On June 26, 2012, IRS Com­mis­sioner, Doug Shul­man said the IRS off­shore vol­un­tary dis­clo­sure pro­gramme has col­lected more than $5 bil­lion in back taxes, in­ter­est and penal­ties from 33,000 vol­un­tary dis­clo­sures un­der the first two amnesty pro­grammes im­ple­mented by the IRS.

It has not been all bliss for var­i­ous tax amnesty pro­grammes. In De­cem­ber 2012, the Span­ish Fi­nance Min­is­ter, Cristabol Mon­toro, de­clared that only €1.2B was raised against a pro­jec­tion of €2.5B. Mean­ing that amnesty in it­self is not fool­proof as a whole­some so­lu­tion to com­pli­ance. But it does help to close the ar­rears gap.

Though some will ar­gue that Amnesty ef­fec­tively le­git­imises eva­sion, which might be rea­son­ably cor­rect on the sur­face of it, how­ever, in the case of Nigeria that might not read­ily be so in the sense that the ca­pac­ity to en­force or pros­e­cute de­fault­ers as con­tained in the 4th and 5th sched­ule and sec­tion 4 of the FIRS Es­tab­lish­ment 2007 spec­ify ap­pro­pri­ate penal­ties for tax of­fend­ers.

In Fe­bru­ary 2013, the Mis­souri State Par­lia­ment ap­proved a tax amnesty pro­gramme pro­jected to raise as much as $75m to boost state rev­enue. Un­der the pro­posed law, tax­pay­ers will get a waiver on back taxes in­ter­ests and penal­ties if they pay past due obli­ga­tions be­tween Au­gust 1 and Oc­to­ber 31 tied to com­pli­ance to state tax laws for an­other 8 years, fail­ure of which waived in­ter­ests and penal­ties would be­come debts again. And such par­tic­i­pants would not be qual­i­fied for amnesty pro­grammes of such na­ture in the fu­ture.

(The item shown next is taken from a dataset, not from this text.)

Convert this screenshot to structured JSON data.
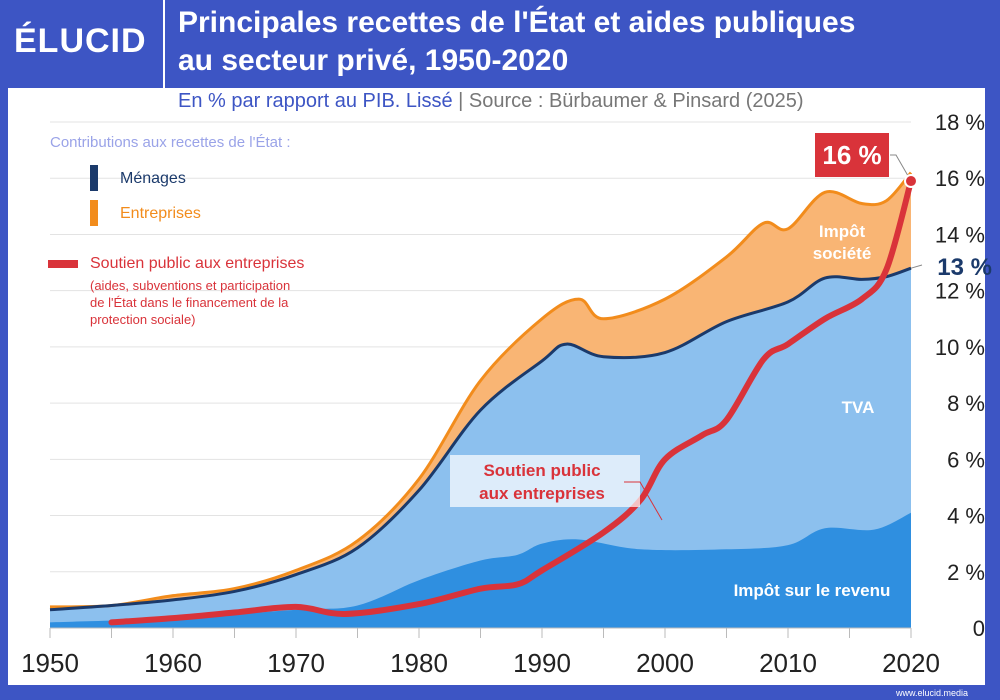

Cer­tainly, tax amnesty pro­grammes help in claw­ing back needed funds to fund in­fras­truc­tural de­vel­op­ment but has to be care­fully de­signed with our unique en­vi­ron­ment in mind. The im­pact will be far reach­ing if the FIRS and SBIRSs, work­ing un­der the aus­pices of the Joint Tax Board (JTB), col­lab­o­rate for this pur­pose. How­ever ex­ec­u­tive and leg­isla­tive ap­proval will be vi­tal to the suc­cess of any pro­gramme of this na­ture that im­proves com­pli­ance lev­els among de­fault­ing tax­pay­ers. Let’s try tax amnesty for size.